Local genetic differentiation and adaptation in freshwater zooplankton populations: Patterns and processes

Abstract

Literature on local genetic differentiation in freshwater zooplankton populations is reviewed. The island-like nature of limnetic habitats creates opportunities for local genetic differentiation and adaptation to develop. There is a wealth of data available on genetic differentiation among populations of zooplankton with respect to allozyme markers. Data from welldesigned studies on ecologically relevant, quantitative traits are less abundant and indicate a different pattern from that obtained using electrophoretic markers. It is argued that whereas the analysis of (quasi) neutral markers emphasizes the importance of long-lasting founder effects and genetic drift, the pattern of local genetic differentiation of ecologically relevant traits may often reflect local adaptation. In reviewing the data, the importance of temporal and spatial habitat selection in maintaining genetic polymorphism for ecologically relevant traits is emphasized, without denying the importance of stochasticity. Most available data are on Daphnia, but studies on other organisms in general confirm the patterns observed in this genus.
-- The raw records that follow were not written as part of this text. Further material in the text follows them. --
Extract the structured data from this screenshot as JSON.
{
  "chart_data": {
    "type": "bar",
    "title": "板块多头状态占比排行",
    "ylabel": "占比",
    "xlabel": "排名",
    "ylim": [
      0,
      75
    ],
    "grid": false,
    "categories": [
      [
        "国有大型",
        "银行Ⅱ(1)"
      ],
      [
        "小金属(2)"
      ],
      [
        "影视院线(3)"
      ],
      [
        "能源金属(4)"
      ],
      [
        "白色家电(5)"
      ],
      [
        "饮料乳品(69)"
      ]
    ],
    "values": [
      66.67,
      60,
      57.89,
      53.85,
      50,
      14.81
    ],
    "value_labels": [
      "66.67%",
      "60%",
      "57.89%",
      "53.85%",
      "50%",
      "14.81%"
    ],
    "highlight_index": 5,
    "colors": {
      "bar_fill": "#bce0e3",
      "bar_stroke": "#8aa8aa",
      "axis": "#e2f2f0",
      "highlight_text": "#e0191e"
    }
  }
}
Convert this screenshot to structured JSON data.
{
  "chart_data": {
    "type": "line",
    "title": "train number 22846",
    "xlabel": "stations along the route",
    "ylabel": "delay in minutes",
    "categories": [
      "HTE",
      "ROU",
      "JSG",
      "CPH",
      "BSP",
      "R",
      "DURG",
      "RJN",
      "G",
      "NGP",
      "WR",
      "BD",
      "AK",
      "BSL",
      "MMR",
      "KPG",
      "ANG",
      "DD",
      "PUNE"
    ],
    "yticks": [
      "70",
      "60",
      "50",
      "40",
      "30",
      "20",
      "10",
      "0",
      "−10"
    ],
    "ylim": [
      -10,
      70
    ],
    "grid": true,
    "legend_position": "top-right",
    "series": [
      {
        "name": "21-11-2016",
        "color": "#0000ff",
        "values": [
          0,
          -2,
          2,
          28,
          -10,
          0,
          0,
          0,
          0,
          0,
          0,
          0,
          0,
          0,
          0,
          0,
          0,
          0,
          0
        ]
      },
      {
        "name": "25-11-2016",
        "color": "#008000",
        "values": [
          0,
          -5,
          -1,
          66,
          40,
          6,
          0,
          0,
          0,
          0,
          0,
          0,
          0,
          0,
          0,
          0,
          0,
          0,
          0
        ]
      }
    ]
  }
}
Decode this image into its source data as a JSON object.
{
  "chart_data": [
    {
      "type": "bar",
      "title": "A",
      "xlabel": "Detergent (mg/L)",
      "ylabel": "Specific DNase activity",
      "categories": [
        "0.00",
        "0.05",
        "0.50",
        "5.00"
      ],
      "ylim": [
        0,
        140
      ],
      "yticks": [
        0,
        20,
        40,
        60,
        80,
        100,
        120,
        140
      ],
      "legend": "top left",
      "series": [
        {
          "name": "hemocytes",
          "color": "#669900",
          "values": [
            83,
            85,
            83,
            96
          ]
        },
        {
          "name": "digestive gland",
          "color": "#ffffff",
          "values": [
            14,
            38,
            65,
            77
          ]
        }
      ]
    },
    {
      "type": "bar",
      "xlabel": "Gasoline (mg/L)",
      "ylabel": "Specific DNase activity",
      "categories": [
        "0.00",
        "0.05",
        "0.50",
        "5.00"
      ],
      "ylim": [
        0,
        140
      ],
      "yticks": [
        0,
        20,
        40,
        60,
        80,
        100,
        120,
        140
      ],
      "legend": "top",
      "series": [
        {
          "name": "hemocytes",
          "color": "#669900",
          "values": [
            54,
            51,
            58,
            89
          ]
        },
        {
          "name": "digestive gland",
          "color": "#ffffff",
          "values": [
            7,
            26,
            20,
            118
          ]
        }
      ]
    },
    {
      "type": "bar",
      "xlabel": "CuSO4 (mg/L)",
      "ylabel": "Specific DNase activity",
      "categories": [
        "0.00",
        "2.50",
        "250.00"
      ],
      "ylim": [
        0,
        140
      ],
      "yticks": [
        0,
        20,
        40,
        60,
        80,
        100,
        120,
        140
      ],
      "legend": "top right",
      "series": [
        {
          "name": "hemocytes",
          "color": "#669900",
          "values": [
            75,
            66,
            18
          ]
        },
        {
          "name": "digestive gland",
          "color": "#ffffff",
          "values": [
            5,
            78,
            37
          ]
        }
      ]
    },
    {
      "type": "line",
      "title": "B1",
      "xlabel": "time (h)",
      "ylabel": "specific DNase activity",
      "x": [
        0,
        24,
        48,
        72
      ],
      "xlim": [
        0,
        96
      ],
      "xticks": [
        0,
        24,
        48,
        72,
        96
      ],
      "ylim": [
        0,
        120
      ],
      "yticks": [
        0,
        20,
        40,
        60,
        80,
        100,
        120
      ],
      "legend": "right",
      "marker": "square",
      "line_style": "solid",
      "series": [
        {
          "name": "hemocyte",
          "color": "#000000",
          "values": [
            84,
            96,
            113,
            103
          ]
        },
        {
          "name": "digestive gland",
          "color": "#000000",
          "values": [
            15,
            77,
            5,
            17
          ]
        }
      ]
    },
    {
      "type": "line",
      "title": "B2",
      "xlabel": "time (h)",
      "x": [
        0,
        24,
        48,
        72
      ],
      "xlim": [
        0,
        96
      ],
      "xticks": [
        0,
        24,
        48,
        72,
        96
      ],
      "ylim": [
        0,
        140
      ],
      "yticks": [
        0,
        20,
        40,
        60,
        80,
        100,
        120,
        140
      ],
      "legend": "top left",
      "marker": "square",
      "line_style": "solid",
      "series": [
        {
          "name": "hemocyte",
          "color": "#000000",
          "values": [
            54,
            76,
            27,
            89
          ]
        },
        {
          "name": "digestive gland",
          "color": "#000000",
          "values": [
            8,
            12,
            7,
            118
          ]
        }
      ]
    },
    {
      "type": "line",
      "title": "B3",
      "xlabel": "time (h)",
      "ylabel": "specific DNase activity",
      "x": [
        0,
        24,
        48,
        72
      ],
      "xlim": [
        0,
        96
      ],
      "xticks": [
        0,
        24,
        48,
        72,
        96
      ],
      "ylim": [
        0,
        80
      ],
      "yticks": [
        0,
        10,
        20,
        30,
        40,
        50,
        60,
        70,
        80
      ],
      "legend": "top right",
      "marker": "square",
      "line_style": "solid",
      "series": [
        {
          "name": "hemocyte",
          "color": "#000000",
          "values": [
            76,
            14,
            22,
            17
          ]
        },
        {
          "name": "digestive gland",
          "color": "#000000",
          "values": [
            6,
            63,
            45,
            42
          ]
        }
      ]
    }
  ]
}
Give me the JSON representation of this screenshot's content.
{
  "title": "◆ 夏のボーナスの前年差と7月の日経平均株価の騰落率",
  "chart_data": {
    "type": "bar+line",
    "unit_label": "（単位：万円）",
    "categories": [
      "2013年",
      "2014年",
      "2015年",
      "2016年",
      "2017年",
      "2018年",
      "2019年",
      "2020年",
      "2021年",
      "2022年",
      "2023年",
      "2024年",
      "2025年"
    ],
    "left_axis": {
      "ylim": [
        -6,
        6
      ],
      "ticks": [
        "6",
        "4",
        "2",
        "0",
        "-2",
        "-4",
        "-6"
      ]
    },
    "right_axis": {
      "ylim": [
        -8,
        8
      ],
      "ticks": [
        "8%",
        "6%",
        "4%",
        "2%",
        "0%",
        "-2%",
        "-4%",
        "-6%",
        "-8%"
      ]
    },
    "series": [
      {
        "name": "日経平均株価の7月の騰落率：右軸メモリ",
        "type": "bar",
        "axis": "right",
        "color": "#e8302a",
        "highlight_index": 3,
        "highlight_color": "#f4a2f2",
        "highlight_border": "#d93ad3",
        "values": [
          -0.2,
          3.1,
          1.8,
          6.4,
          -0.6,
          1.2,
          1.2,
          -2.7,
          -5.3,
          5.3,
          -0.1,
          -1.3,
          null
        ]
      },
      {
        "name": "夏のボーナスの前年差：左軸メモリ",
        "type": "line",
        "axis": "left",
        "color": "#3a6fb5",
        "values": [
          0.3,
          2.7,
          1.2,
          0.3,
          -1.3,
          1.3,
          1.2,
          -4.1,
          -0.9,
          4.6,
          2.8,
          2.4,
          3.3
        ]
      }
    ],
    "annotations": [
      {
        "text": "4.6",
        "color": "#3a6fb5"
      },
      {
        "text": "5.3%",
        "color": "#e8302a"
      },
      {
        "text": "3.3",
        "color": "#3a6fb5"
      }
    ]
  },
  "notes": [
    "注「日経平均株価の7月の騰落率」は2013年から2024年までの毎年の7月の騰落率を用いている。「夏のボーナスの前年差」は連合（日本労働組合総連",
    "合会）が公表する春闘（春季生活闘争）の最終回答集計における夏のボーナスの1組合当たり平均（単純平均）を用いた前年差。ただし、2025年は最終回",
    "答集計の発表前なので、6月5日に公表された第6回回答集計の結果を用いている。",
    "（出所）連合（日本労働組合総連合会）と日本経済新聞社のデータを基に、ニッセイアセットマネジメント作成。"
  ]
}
A hypothetical scheme of the processes leading to local genetic differentiation and adaptation in zooplankton is discussed, with an indication of the data necessary to fill certain gaps in our knowledge. Attention is drawn to the frequent opportunities for local adaptation in cyclically parthenogenetic organisms (e.g., Daphnia, monogonont rotifers) and the processes leading to local adaptation in cyclically parthenogenetic, obligately parthenogenetic and obligately sexual species are compared.